Egal in welchem Lebensabschnitt – Menschen, die von anderen Menschen mit ihren Bedürfnissen und Anliegen gut wahrgenommen werden, können sich als Teil der Gemeinschaft erleben.

Menschen, die in ihrem Leben von Eltern, PädagogInnen, TherapeutInnen, LehrerInnen oder PflegerInnen die bei ihnen selbst vorhandene Ressourcen aufgezeigt bekommen, entwickeln ein gutes Selbstwertgefühl. Mit einem guten Selbstwertgefühl trauen sie sich einen nächsten Entwicklungsschritt zu.
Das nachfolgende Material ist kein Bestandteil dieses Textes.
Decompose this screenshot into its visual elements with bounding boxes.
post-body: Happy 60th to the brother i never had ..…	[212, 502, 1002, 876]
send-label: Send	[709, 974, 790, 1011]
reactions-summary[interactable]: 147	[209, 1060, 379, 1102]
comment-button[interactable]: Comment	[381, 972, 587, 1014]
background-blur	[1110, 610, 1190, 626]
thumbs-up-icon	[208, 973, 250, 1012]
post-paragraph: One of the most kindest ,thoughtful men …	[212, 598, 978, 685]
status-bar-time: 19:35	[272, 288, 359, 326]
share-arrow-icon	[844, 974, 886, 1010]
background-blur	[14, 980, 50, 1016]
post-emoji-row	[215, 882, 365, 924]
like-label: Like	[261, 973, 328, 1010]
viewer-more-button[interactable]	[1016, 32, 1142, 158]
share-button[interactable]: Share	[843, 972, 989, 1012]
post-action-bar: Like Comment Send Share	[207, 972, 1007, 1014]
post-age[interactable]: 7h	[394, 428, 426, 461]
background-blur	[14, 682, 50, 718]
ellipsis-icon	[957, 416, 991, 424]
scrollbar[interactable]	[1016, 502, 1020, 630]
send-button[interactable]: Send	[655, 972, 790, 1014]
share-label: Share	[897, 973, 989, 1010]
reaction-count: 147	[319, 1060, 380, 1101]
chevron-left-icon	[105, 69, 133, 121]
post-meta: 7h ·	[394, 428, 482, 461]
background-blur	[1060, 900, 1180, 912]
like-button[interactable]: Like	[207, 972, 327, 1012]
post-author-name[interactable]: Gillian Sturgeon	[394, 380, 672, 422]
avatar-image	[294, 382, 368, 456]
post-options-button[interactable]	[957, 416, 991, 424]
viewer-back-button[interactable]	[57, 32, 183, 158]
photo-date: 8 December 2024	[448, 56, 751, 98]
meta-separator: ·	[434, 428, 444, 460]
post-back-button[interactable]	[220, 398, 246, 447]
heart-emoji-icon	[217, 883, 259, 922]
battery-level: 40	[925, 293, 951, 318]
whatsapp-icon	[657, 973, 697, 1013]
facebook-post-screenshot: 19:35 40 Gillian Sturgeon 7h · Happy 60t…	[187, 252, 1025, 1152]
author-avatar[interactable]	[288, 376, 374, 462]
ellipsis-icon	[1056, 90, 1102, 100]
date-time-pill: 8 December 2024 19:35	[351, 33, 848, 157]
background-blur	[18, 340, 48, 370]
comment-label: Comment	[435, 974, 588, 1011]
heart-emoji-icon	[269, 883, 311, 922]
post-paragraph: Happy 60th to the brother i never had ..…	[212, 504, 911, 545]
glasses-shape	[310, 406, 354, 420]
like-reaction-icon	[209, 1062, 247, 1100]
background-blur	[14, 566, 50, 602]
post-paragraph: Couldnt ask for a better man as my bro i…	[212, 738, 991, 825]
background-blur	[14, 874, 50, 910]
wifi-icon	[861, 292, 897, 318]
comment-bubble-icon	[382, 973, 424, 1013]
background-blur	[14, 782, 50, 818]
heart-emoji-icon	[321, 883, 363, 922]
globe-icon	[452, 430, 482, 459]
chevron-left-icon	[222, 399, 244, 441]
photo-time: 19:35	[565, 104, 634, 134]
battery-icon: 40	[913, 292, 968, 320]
Menschen, die es lernen, sich aus eigener Kraft zu entwickeln, haben allen Grund, auf sich selbst stolz und mit sich selbst zufrieden und glücksfähig zu sein.

Bereits im Herbst 2016 haben wir begonnen, Fachkräfte aus unseren Kitas in der Marte Meo Methode auszubilden.Mittlerweile haben bei uns zwei tolle Fachtage mit Maria Arts stattgefunden.

Wir machen die Marte Meo-Ausbildung zu einem Standard für unsere Kita-Teams und sind dabei, mit der conTAKT gGmbH in Tübingen ein Marte Meo Zentrum aufzubauen.